Me parece que autores que trabajamos estas cuestiones políticas y del pasado más inmediato –Martín Kohan, Alan Pauls, Leopoldo Brizuela desde otro lugar–, estamos por lo menos intentando hacer cosas nuevas. Por otra parte, la ruptura de la dictadura es tan masiva, tan abismal, que aunque quisiéramos no podríamos haber mantenido líneas de continuidad, fueron todas desaparecidas. Y después en la que podría ser una generación siguiente –yo me centro en Facundo o Martín Fierro en la producción de los hijos de los desaparecidos o de los militantes no necesariamente muertos o desaparecidos– claramente hay algo –es inevitable trabajar ahí al mismo tiempo literatura y cine–: Albertina Carri, Nicolás Prividera, Félix Bruzzone o Mariana Eva Pérez; hay algo nuevo no solo con respecto a la generación de sus padres, sino con respecto a los que somos una especie de generación intermedia.

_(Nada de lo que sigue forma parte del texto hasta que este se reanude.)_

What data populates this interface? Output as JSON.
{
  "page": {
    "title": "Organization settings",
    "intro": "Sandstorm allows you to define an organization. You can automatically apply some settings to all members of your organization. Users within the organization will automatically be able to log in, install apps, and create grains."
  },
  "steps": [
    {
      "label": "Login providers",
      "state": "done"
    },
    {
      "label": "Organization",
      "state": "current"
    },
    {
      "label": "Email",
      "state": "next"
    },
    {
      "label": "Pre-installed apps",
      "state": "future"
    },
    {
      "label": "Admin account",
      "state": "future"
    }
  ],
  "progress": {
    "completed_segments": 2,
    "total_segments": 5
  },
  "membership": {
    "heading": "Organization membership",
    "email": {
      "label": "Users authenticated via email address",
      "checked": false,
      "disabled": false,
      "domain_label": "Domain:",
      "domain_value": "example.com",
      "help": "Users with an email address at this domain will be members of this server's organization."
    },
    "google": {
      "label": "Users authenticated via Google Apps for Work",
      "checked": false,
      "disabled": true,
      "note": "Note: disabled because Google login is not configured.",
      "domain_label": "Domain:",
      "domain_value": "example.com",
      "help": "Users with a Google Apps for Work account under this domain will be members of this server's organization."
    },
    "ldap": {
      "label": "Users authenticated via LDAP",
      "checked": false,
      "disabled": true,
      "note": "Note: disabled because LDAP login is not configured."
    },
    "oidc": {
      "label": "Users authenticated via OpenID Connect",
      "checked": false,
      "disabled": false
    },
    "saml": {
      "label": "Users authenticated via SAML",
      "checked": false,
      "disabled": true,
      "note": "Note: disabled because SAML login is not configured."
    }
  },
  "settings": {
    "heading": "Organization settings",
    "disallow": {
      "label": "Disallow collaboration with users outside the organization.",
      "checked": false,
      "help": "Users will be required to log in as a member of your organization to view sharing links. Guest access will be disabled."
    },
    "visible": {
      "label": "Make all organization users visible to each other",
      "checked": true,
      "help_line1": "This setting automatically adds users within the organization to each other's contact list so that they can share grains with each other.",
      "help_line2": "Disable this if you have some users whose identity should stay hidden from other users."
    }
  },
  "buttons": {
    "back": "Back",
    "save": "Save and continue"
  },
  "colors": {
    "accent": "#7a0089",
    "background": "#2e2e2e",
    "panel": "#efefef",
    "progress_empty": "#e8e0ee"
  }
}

Decís en el libro que ese tema está cerca de cumplir un ciclo, porque incluso ya no son solo familiares únicamente los que escriben sobre eso…
Sí, ahí simplemente tomé nota y traté de leer la aparición de Una muchacha muy bella [de Julián López]: ¿qué pasa que de golpe aparece una novela que tiene todas las características del género salvo lo que parecía central y definitorio que era su origen en un sujeto que fuera efectivamente un familiar? Y lo comparo con lo que pasó con la gauchesca, que nunca fue escrita por gauchos pero sí por hombres que tenían experiencia directa de la vida en el campo y del trato con el gaucho, y el último es Güiraldes. Don Segundo Sombra es la última novela gauchesca que se legitima porque el autor sabe de lo que habla. Después de eso, ¿quién escribe gauchesca? Aira, Kohan, Bizzio, Guebel, y a ninguna persona se le va a ocurrir preguntarnos “¿Y vos cuándo domaste un potro?”. Y por otra parte, la escritura de Una muchacha muy bella es muy distinta, tiene algo manierista, muy estilizado, que tiene que ver me parece con el momento en que ya se está construyendo un género literario que se define únicamente por el tema y por la forma y no por una determinada condición de producción, de relación del sujeto con la experiencia. No quiere decir que esté agotado y que no puedan surgir otras cosas, pero también es cierto que después de Carri, Bruzzone y Mariana Eva Pérez la sensación que te da es que mucho shock ya no queda; la capacidad de sacralizar, de solemnizar toda esa temática ya fue llevada a cabo. También por eso me parece que no era predecible que apareciera una novela como Una muchacha muy bella, pero cuando aparece te da la sensación de que es una mirada que de alguna manera tiene algo de nostalgia, algo de sentimental, que tiene que ver con el agotamiento.